Cast: Kevin Bacon (Henri Young--inmate), Christian Slater (James Stamphill--lawyer), Gary Oldman (Glenn--warden).
Opening in blackness with the sounds of a botched prison escape, this movie starts out black and horrifying. The first half hour of this movie is powerful, well executed and, at times, hard to watch. Gary Oldman is menacing, as usual, and has (necessarily) dispensed with the wicked charm he has shown in previous movies such as Dracula and The Professional. The torture of the Henri Young is shown brutally, with only occasional flashes of lighting, and a soundtrack of screaming from Bacon and hushed talking from Oldman. Taken out of solitary after three years, Young is incapable of mixing with the prison population. Every noise startles him, and he cringes, hiding from everyone and everything. When a fellow inmate points out the man who ratted on his escape scheme, Young kills the man with a spoon in full view of the prison population.
These opening scenes are the most effective in the movie. They are grittier and more difficult than anything else the movie has to provide. Moving from the prison life to the scenes of interrogation of Young by his young attorney, James Stamphill, the movie is occasionally brilliant, mostly watchable and sometimes slow.

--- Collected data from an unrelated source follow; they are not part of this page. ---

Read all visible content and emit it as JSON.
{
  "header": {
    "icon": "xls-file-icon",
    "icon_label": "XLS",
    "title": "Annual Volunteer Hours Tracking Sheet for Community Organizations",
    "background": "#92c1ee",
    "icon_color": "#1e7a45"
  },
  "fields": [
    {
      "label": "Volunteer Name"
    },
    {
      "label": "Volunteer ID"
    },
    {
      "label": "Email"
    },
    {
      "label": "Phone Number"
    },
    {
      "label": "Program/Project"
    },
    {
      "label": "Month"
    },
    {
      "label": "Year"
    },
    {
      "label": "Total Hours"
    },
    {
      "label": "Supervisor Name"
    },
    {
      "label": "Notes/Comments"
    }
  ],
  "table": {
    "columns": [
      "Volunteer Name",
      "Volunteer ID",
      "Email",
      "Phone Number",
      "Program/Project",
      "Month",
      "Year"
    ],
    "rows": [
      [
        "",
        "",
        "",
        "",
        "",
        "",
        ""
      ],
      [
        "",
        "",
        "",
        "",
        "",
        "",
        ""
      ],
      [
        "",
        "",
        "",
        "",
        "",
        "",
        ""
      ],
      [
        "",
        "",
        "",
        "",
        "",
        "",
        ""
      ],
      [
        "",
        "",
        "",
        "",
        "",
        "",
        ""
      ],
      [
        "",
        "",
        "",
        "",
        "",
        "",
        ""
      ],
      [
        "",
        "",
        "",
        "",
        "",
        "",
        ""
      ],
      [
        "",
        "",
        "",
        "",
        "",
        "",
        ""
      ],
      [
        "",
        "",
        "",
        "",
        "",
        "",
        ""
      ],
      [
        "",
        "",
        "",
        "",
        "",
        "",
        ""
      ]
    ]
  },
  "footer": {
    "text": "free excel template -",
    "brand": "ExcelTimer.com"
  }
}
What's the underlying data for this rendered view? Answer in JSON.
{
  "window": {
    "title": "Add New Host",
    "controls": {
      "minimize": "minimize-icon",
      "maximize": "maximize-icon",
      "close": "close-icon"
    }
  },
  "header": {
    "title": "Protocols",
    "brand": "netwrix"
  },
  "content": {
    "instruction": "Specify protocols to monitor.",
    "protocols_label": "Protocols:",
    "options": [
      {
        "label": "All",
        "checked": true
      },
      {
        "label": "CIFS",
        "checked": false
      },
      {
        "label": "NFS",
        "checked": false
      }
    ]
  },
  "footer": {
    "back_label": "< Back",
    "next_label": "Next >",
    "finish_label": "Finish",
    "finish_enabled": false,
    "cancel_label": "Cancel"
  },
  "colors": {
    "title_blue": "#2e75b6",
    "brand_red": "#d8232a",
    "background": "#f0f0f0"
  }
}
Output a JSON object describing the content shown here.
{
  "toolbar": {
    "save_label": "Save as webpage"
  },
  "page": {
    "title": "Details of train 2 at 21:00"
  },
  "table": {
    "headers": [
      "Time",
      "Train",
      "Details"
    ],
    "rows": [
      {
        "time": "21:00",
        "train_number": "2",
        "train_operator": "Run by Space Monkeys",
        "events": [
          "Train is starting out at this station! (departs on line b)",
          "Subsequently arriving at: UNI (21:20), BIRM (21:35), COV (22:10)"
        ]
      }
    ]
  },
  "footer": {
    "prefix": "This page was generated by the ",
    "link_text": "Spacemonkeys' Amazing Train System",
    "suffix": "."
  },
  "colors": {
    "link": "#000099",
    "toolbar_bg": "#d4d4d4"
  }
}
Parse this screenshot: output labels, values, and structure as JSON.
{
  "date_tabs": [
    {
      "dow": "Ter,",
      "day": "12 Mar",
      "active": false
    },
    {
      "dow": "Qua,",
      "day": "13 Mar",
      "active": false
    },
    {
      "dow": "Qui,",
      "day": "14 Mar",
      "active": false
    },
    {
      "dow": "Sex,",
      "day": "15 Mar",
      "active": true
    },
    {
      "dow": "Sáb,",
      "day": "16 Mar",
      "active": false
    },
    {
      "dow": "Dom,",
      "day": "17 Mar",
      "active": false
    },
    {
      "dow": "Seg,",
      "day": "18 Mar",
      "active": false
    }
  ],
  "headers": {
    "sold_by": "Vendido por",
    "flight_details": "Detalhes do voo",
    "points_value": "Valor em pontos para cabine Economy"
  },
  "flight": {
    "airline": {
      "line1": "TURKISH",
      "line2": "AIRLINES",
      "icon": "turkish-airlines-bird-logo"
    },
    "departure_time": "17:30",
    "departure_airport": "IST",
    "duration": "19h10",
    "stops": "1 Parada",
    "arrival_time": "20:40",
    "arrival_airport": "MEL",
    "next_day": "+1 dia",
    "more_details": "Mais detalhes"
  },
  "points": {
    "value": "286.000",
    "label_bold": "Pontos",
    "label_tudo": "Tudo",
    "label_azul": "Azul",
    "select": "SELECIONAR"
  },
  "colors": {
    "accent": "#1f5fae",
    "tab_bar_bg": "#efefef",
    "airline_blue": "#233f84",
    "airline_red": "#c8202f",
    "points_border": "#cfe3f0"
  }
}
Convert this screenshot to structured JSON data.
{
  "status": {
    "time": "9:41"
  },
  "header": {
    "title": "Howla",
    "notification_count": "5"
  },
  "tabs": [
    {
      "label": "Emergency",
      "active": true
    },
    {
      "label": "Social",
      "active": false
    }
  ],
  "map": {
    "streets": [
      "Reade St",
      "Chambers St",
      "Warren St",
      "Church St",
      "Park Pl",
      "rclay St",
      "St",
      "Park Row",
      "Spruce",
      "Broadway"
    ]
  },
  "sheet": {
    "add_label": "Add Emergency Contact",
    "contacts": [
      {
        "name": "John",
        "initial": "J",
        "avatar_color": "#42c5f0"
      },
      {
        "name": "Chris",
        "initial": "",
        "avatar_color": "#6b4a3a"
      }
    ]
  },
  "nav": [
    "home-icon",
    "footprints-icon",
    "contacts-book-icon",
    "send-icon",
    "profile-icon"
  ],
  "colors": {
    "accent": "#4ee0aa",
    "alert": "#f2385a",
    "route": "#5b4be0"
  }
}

Stamphill, in a series of alternatingly great and corny scenes tries to get Young to say anything, managing only to get him to talk about Joe Dimaggio and baseball. As Young opens up to his new friend, the news of brutality comes as a shock to Stamphill, who tries to turn the impossible case into a name-making chance to indict the entire prison system.
As the trial progresses, the movie picks up some of its grit again, shying away from the character study of James Stamphill and Stamphill's interplay with his brother and his associate. Instead, the focus once again becomes the case, and the lengths to which the warden and others are willing to go to surpress the case. The trial scenes are once again powerful, instead of simply interesting. There is very little in the way of brilliant courtroom tactics, and the courtroom serves only as a forum in which Stamphill can confront the warden and others in the name of Henri Young.
The ending is neither too happy to be realistic nor too sad to be watchable. It stays in character with the rest of the film.
The acting is probably the main draw in this film. Kevin Bacon is fantastic in his role, doing more with his body language and facial expressions than his lines, which are often not-connected to the matter at hand. Slater is solid in a part which requires him, more than anything else, to not take anything away from Bacon, and Oldman is his usual self. There really are few other characters worthy of note.